NIST 800-171 Scoring – Not a Game, But High Stakes
On November 30, 2020, an Interim Rule took effect that impacts all participants in the Department of Defense (DoD) supply chain. The Interim Rule adds 3 new clauses to the Defense Federal Acquisition Regulation Supplement (DFARS) that strengthen enforcement of cybersecurity requirements defined within Special Publication 800-171 from the National Institute of Standards and Technology (NIST 800-171), and build the bridge to the next generation Cybersecurity Maturity Model Certification (CMMC) framework.
The Interim Rule
Prior to the Interim Rule, DFARS clauses mandated that members of the Defense Industrial Base (DIB) that store or handle Controlled Unclassified Information (CUI) must self-assess and self-attest to their compliance with the 110 security controls identified within NIST 800-171. With little follow-up or enforcement by the DoD, companies lacked incentive to grade themselves strictly, and the results showed with the continued exfiltration of CUI – compromising sensitive data, intellectual property, and U.S. national security.
The Interim Rule attempts to rectify these shortcomings by upping the ante on NIST 800-171 compliance reporting. From November 30th onward, all teammates bidding on new or renewed DoD contracts must score themselves for adherence with each of the 110 security controls by conducting what the DoD calls a Basic Assessment. Companies then must convey their total score on the DoD’s Supplier Performance Risk System (SPRS). Simply put, no score on SPRS, no contract.
Score Reporting in SPRS
In order to accurately determine their score, all members of the DIB truly must understand the nuances of each NIST 800-171 security control, as well as to what degree they meet it, because scoring calculations extend beyond “yes” or “no,” and each control carries a different scoring weight. Fully addressing a control maps to a score of 1, so complete compliance with all controls yields a maximum score of 110. Coming up short on a control might mean a score of 0 or even a negative number, producing an overall minimum possible score of -203.

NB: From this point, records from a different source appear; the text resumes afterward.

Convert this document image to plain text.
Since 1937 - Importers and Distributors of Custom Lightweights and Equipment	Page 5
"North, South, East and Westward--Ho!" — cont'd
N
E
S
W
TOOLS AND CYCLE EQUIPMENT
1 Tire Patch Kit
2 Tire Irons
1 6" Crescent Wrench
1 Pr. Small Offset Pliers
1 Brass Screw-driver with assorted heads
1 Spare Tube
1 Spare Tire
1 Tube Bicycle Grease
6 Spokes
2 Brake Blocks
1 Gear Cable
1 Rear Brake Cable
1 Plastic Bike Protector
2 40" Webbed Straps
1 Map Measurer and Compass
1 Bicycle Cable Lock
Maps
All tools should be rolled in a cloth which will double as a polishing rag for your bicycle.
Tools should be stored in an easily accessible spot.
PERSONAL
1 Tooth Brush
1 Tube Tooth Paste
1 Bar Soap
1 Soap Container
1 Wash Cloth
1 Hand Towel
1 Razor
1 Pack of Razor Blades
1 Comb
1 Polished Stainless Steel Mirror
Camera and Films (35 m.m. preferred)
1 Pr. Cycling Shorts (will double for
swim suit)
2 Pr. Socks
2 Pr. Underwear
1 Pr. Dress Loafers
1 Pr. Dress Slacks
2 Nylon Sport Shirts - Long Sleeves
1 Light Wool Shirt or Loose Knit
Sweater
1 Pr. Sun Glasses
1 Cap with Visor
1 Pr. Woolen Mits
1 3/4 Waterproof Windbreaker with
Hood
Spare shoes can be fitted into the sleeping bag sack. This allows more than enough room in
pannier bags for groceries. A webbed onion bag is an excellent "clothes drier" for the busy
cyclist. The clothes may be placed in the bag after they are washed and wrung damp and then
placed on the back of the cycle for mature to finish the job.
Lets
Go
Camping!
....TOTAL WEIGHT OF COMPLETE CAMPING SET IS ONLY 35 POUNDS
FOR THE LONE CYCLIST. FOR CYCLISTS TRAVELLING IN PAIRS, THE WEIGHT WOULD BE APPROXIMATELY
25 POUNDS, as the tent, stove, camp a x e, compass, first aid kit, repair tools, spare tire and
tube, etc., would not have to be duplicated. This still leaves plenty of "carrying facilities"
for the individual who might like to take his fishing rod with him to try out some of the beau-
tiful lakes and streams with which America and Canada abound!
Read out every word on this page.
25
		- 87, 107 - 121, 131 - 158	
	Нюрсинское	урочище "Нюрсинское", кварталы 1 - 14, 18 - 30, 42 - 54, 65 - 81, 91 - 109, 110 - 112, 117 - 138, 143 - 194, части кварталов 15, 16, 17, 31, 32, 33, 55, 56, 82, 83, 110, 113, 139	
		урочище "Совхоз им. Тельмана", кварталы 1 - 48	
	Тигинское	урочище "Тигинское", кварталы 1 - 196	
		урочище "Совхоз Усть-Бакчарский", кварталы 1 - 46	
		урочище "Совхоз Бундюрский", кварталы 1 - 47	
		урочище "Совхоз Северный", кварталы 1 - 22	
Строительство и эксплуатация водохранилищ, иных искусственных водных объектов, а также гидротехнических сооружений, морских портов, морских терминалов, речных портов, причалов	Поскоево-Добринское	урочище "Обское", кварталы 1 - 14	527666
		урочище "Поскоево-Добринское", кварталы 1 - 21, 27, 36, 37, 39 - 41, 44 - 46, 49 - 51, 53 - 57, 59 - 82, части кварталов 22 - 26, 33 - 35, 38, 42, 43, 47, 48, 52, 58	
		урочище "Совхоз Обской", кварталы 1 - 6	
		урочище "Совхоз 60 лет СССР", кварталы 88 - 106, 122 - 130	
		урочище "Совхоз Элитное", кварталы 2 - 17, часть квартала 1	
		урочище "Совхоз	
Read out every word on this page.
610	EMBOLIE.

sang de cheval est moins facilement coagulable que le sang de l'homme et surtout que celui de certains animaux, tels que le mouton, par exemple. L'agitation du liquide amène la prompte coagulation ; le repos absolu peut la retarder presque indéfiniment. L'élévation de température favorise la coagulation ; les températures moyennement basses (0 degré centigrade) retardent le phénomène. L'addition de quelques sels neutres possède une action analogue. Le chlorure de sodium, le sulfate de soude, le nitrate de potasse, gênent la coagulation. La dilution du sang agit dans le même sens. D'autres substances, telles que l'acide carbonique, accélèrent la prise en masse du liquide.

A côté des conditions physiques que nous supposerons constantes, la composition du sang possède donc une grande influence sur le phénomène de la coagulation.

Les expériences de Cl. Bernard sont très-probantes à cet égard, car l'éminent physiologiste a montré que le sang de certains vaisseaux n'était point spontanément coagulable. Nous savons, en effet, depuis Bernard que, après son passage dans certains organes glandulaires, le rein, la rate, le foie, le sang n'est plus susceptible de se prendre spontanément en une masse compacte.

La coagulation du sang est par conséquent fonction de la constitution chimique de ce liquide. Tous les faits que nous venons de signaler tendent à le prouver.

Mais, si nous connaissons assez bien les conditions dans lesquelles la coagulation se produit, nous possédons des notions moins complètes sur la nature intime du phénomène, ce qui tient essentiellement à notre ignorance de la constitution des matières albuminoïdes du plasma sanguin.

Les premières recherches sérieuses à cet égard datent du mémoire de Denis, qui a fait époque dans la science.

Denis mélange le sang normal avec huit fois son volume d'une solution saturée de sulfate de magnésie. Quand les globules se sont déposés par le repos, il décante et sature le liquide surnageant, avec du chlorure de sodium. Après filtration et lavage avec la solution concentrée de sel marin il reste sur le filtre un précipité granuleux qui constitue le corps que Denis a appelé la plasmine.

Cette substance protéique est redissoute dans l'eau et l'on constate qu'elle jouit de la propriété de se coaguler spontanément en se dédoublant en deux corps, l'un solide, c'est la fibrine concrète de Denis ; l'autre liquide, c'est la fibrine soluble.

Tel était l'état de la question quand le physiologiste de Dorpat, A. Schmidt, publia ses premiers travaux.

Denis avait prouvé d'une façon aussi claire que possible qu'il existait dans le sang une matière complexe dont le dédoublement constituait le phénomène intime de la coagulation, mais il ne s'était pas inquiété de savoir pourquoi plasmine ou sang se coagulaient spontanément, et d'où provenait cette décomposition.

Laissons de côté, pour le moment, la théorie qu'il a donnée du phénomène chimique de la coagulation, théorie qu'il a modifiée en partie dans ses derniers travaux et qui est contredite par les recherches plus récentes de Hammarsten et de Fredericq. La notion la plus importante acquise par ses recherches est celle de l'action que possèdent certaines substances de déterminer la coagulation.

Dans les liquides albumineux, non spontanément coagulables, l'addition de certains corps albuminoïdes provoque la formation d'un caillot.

Companies in the DoD supply chain have incentive to report their highest possible score on SPRS. As the DoD evaluates contract proposals, it certainly will look at bid teams’ SPRS entries. Similarly, prime contractors will examine the scores of their potential partners and suppliers for the contract. All things equal, higher scores trump lower scores, because they indicate a greater degree of NIST 800-171 compliance and better cybersecurity hygiene.
False Claims Act and Other Risks
Members of the DIB must be careful when calculating their scores, however. The DoD reserves the right to audit an organization’s reported score by executing a more intense remote or in-person Medium or High Assessment. If the DoD’s evaluation of scoring on individual controls or the total score differs significantly from the Basic Assessment score, companies may find themselves in jeopardy. Consequences could range from loss of contract to litigation under the False Claims Act.
What’s the best way to avoid these risks? Scrutinize IT policies, System Security Plans, and Plans of Actions and Milestones with the critical eye of an external auditor assessing for verifiable implementation of the NIST 800-171 controls. Score conservatively, and preserve evidence – via an archive with version control management – to support the submitted Basic Assessment score.
Don’t Procrastinate – Come Up with a Plan and Get Moving Now
So, firms must make accurate NIST 800-171 scoring and reporting to SPRS a top priority. Many, especially small-to-medium sized businesses, may lack the time, resources, or expertise to achieve that objective in-house. Bringing in outside consultants represents one option for help, albeit an expensive one that may not meet the desired reporting timeline. Fortunately, a better alternative exists – a purpose-built, low-cost product, like Exostar’s Certification Assistant, that provides in-depth insight, out-of-the-box, on each security control, guidance on how to properly compute a score given the company’s current state of affairs, tips for actions to improve the score, assistance uploading the total score to SPRS, and a means to maintain the relevant backup materials.
Companies in the DoD supply chain may be lulled to sleep thinking that the Interim Rule’s bridge to CMMC will take years to complete, and thus not affect them. While that may be true, the Interim Rule also packs a powerful punch directed at everyone with its NIST 800-171 scoring requirements and oversight. Members of the DIB need to understand these high stakes and take action right away to protect themselves from harm and position themselves for competitive advantage.